さらに、60年代後半、ロックンロールに影響を受けたポップスの流行に反発した人々は「トロピカリア」と呼ばれる芸術運動を起こし、伝統的なブラジル音楽へのリスペクトとMPBのさらなる進化を促進していきました。こうして、70年代以降、MPBの最盛期を迎えていきます。

70年代以降は北米やヨーロッパでもブラジル音楽の魅力が広く知られるようになり、モダンジャズ期が終わり、フュージョン期となっていたジャズ界にもブラジリアンの要素は取り入れられるようになりました。

80年代にはMPBの第二世代にあたるイヴァン・リンスジャヴァンといったアーティストが活躍し、MPBの最盛期となりました。

さらに、その次の世代としては、マリーザ・モンチ、アドリアーナ・カルカニョットといったアーティストが登場。

このように、ショーロやボサノバ、ジャズ・フュージョンなどとの関連も伺わせる独特のハーモニー感覚を伴いながら、ブラジル独自のポップミュージックが発達していったのでした。



◉新たなブラジリアンポップの台頭

80年代後半、アメリカ生まれ・ブラジル育ちのミュージシャン、アート・リンゼイがプロデューサーとしてカエターノ・ヴェローゾガル・コスタマリーザ・モンチに携わるようになります。彼は、ロック、R&B、ヒップホップの要素を伴って音楽をプロデュースし、それまでどちらかというとジャズ寄りの文脈で捉えられていたブラジリアン音楽が、また新たな段階へと進んでいくことになりました。
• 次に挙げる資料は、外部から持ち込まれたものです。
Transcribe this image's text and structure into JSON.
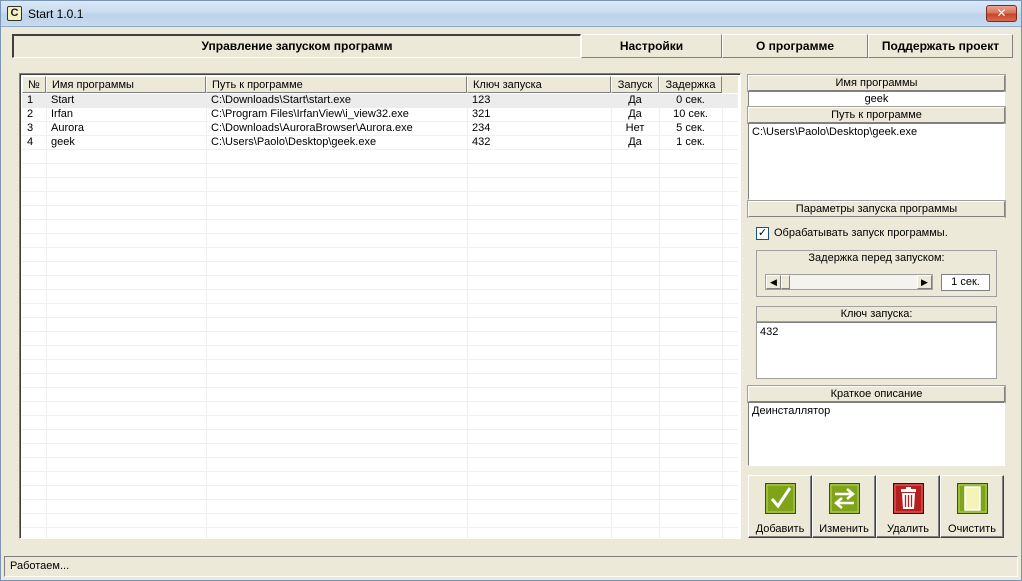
{
  "window": {
    "title": "Start 1.0.1",
    "app_icon_glyph": "C",
    "close_glyph": "✕"
  },
  "tabs": [
    {
      "label": "Управление запуском программ",
      "active": true
    },
    {
      "label": "Настройки",
      "active": false
    },
    {
      "label": "О программе",
      "active": false
    },
    {
      "label": "Поддержать проект",
      "active": false
    }
  ],
  "table": {
    "columns": [
      "№",
      "Имя программы",
      "Путь к программе",
      "Ключ запуска",
      "Запуск",
      "Задержка"
    ],
    "rows": [
      {
        "num": "1",
        "name": "Start",
        "path": "C:\\Downloads\\Start\\start.exe",
        "key": "123",
        "launch": "Да",
        "delay": "0 сек."
      },
      {
        "num": "2",
        "name": "Irfan",
        "path": "C:\\Program Files\\IrfanView\\i_view32.exe",
        "key": "321",
        "launch": "Да",
        "delay": "10 сек."
      },
      {
        "num": "3",
        "name": "Aurora",
        "path": "C:\\Downloads\\AuroraBrowser\\Aurora.exe",
        "key": "234",
        "launch": "Нет",
        "delay": "5 сек."
      },
      {
        "num": "4",
        "name": "geek",
        "path": "C:\\Users\\Paolo\\Desktop\\geek.exe",
        "key": "432",
        "launch": "Да",
        "delay": "1 сек."
      }
    ]
  },
  "details": {
    "name_header": "Имя программы",
    "name_value": "geek",
    "path_header": "Путь к программе",
    "path_value": "C:\\Users\\Paolo\\Desktop\\geek.exe",
    "params_header": "Параметры запуска программы",
    "process_checkbox_label": "Обрабатывать запуск программы.",
    "process_checked": true,
    "delay_group_title": "Задержка перед запуском:",
    "delay_value": "1 сек.",
    "delay_slider_fraction": 0.0,
    "key_group_title": "Ключ запуска:",
    "key_value": "432",
    "description_header": "Краткое описание",
    "description_value": "Деинсталлятор"
  },
  "actions": [
    {
      "label": "Добавить",
      "icon": "checkmark-icon",
      "color": "#6b8e00"
    },
    {
      "label": "Изменить",
      "icon": "swap-arrows-icon",
      "color": "#6b8e00"
    },
    {
      "label": "Удалить",
      "icon": "trash-icon",
      "color": "#b01010"
    },
    {
      "label": "Очистить",
      "icon": "blank-page-icon",
      "color": "#6b8e00"
    }
  ],
  "status": {
    "text": "Работаем..."
  }
}
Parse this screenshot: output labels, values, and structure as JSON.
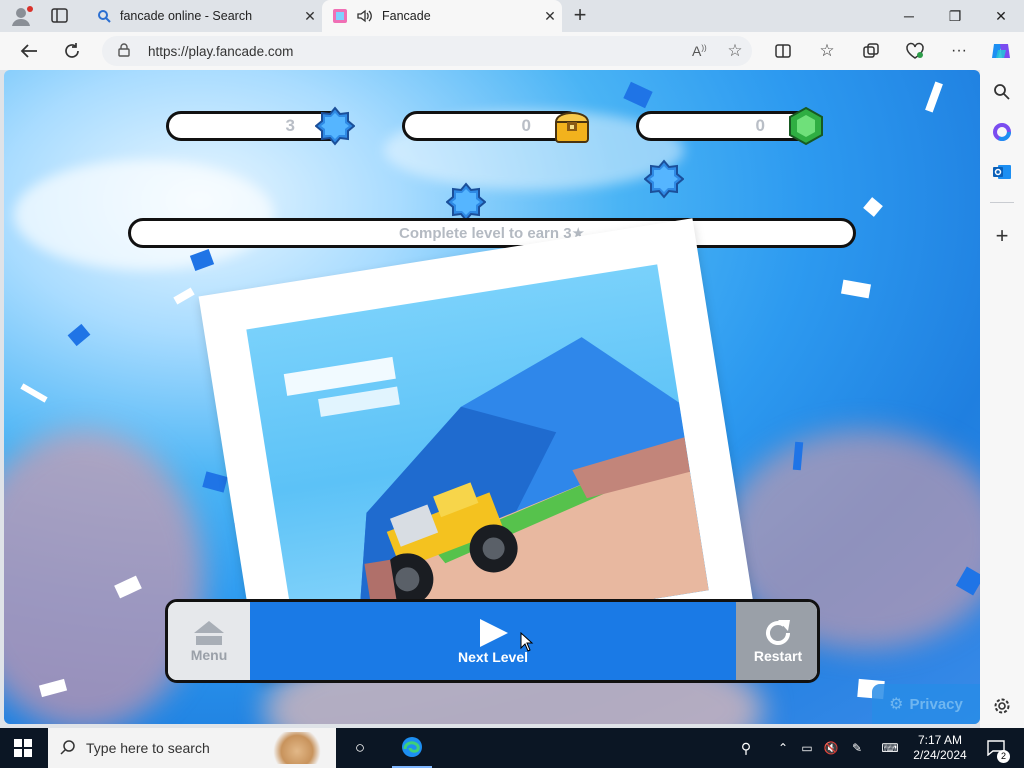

1990年代後半になると、カルリーニョス・ブラウン、レニーニ&スザーノ、シコ・サイエンス、プラネット・ヘンプなどが活躍し、ブラジルの伝統的な音楽と、ロックやファンクやヒップホップなどをミックスした新たなミクスチャー・ミュージックとして確立しました。

さらに、この時期のヨーロッパではクラブミュージックが発達しており、その文脈においてブラジリアン音楽が注目されるようにもなりました。ジャイルス・ピーターソン、ポール・ブラッドショウといったロンドンのDJの影響が大きいとされています。

21世紀に入り、世界的にハウスミュージックの発達とEDMのブームが発生し、クラブミュージックはポピュラー音楽の中で大きな影響力を持つようになりましたが、その中の1ジャンルとして、ブラジリアン音楽も重要な要素となっています。